SC 2.2.4 Interruptions Fail: User is not given an option to delay or request non-emergency updates. Interruptions can be disorienting for a person who uses a screen reader when their cursor focus is forced elsewhere.
SC 2.2.5 Re-authenticating Fail: Form data is not saved when the user is timed out of a session. This can be frustrating for people who have motor or cognitive impairments.
SC 2.2.6 Timeouts (new in 2.1) Fail: Users are not explicitly warned about data loss due to inactivity time limits.
SC 2.3.2 Three flashes Fail: A video on the page contains three or more flashes in a 1-second period. This can greatly affect people who are prone to seizures.
SC 2.3.3 Animation from interactions (new in 2.1) Fail: Decorative animation that occurs when a user interacts with an element does not have a “reduce motion” option for users to turn it off. Animation can cause nausea for people with vestibular disorders and distraction for people with attention disorders.

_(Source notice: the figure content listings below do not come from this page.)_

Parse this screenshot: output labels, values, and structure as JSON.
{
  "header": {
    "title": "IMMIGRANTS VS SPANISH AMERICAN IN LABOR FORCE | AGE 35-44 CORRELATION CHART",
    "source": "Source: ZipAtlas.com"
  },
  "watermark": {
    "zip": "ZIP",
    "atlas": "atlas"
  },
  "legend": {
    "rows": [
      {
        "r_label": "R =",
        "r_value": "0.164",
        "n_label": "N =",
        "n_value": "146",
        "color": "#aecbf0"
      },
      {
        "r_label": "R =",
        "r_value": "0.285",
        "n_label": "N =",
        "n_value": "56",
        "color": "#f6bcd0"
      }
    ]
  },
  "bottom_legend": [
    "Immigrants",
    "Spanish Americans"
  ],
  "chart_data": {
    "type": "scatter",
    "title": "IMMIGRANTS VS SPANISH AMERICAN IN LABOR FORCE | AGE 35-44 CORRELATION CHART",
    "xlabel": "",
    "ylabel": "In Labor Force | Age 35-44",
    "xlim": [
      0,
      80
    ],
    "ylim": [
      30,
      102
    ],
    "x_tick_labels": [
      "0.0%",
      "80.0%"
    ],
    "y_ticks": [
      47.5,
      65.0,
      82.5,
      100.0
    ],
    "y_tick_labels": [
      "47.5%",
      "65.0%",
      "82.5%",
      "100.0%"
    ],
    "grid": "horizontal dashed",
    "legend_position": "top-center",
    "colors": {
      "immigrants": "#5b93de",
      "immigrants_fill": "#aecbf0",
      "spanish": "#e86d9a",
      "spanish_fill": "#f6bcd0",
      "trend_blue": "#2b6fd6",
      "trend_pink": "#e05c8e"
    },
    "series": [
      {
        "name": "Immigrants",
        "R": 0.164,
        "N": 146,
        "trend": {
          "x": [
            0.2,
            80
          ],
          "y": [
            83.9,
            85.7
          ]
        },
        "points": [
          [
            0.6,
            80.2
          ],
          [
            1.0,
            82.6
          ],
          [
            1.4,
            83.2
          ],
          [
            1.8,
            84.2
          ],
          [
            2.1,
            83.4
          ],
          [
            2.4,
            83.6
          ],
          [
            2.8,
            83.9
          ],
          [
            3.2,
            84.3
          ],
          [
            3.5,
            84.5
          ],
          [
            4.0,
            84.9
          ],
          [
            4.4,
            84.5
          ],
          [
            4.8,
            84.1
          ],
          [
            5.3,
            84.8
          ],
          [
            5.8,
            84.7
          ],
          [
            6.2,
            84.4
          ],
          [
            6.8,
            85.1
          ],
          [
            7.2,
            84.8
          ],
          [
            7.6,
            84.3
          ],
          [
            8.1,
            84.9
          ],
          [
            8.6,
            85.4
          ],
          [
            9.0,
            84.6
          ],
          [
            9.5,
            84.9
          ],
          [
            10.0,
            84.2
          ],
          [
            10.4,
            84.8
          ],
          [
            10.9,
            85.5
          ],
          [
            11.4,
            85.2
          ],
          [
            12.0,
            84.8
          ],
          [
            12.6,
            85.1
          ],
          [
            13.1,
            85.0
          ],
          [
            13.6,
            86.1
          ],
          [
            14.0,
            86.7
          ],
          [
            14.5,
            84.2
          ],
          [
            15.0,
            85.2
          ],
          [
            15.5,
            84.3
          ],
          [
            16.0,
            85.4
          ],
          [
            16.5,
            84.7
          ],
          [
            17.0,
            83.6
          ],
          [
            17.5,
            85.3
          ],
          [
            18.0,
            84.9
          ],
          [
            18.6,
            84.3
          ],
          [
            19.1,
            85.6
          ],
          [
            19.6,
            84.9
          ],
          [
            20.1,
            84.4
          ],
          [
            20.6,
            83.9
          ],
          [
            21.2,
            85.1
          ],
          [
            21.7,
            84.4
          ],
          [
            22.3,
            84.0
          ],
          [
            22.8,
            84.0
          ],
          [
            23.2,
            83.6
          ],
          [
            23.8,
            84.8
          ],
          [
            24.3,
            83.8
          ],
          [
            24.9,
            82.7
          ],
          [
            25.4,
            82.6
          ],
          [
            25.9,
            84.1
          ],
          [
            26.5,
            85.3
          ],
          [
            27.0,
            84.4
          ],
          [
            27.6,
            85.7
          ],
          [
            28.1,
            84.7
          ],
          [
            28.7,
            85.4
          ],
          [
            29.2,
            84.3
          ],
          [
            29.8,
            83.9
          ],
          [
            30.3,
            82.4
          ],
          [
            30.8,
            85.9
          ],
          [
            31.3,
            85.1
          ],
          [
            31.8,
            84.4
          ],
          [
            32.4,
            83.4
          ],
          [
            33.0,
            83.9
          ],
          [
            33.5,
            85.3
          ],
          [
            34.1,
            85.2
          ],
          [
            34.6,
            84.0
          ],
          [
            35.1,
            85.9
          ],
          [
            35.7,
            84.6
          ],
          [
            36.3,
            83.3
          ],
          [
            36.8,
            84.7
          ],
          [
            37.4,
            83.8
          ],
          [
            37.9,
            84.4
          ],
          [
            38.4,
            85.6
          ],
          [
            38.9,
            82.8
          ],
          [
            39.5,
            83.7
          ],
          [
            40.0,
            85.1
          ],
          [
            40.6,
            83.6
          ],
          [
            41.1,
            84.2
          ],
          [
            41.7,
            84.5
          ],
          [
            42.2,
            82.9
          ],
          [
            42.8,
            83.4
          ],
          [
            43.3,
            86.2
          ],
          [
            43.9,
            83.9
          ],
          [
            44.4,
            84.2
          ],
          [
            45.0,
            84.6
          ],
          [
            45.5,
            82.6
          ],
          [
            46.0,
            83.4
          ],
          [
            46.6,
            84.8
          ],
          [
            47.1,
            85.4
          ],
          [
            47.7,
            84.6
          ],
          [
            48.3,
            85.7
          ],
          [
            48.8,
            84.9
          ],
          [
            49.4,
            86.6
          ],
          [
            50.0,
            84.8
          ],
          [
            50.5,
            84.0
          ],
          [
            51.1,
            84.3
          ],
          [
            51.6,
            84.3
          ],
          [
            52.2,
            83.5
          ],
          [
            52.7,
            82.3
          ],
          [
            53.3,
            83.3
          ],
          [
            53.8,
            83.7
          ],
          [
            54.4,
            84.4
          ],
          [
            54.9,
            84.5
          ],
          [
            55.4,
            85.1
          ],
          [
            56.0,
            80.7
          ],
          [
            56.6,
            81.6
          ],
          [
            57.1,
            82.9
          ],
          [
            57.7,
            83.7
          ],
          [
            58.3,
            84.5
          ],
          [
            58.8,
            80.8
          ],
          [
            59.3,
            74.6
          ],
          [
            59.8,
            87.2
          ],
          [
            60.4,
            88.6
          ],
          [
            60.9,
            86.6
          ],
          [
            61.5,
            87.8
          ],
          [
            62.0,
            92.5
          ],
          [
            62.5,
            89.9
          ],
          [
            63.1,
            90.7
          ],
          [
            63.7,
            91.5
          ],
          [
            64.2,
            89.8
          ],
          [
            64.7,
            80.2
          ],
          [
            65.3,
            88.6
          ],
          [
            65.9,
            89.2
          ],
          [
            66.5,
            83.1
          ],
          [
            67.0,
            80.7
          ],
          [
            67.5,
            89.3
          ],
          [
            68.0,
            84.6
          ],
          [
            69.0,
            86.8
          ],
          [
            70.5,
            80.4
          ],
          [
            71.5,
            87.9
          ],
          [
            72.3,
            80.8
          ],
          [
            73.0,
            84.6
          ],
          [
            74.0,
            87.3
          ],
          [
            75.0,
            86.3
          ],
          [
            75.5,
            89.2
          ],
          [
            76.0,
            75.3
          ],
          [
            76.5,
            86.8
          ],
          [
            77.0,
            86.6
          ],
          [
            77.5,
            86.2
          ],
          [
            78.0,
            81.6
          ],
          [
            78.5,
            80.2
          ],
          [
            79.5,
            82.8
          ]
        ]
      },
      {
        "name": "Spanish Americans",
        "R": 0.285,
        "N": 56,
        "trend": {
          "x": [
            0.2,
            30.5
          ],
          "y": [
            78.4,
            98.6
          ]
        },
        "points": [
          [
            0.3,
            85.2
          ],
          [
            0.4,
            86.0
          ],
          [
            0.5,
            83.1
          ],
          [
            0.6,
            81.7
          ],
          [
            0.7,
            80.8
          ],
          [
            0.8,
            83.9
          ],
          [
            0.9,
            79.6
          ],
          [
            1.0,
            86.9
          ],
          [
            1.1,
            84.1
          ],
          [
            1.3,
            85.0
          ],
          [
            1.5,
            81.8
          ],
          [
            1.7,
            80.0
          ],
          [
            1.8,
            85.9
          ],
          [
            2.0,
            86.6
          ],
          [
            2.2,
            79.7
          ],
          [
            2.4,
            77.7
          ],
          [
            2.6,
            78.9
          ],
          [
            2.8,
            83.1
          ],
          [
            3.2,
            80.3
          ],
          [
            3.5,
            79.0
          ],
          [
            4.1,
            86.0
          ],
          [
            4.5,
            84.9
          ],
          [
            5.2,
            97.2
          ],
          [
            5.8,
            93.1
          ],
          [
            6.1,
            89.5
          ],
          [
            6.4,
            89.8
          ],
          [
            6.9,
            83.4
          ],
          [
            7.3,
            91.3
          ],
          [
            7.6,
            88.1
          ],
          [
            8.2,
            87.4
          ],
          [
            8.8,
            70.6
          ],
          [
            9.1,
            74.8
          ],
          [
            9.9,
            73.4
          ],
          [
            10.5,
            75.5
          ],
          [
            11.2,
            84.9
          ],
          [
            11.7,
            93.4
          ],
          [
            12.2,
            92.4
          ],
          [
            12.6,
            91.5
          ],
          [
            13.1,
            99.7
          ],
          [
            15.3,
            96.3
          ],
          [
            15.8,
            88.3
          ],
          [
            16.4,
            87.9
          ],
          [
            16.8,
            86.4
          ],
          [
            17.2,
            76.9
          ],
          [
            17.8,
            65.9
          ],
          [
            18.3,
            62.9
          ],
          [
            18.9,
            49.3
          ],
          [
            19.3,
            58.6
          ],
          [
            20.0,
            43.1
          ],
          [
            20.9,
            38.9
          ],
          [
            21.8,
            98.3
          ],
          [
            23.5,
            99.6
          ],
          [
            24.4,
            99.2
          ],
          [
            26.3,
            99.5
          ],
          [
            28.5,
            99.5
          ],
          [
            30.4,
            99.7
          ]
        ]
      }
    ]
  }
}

Side note: This concept introduced me to the Reduced Motion media query. Before today, I didn’t know that existed!
SC 2.4.8 Location Fail: Users page location within that website is not evident. Breadcrumbs, sitemap, nor highlighted navigation bar has not been provided. This affects people with attention disabilities (as well as everyone else).
My two-cents: This seems like it should be good practice and common courtesy to help everyone find their way around your site. I had no idea it was Level AAA and have considered using breadcrumbs as part of business as usual when I build more pages for large sites.
SC 2.4.9 Link purpose (link only) Fail: Generic and unclear text is provided within hyperlinks. This can be confusing for people who use screen readers and voice input, as well as those with cognitive disabilities.
SC 2.4.10 Section headings Fail: Text-heavy content and instructions are provided on a page without any additional headings to segment sections of text for clarity. This greatly affects people with visual and cognitive disabilities.
Confession: This is a bit of a pet peeve of mine, and I often feel this should be part of best practice for web designers. It especially irritates me when I see lists nested within lists, but not headings are provided to chunk and clarify content areas that are text-rich. Please make your page more navigable for everyone by including section headings.
SC 2.5.5 Target size (new in 2.1) Fail: Interactive buttons and customized links are less than 44×44 pixels. This can make it especially hard for people with motor disabilities to activate the button or link.
Added note: this is already making its way into mobile web app best practice, which is where I was first introduced to this concept. I’m happy to see it considered as an accessibility issue, too.
SC 2.5.6 Concurrent input (new in 2.1) mechanisms Fail: Interactive components on a page restrict input from other input devices other than touch. Therefore, this restricts who uses that page because people of all abilities use their input device (or devices) of choice.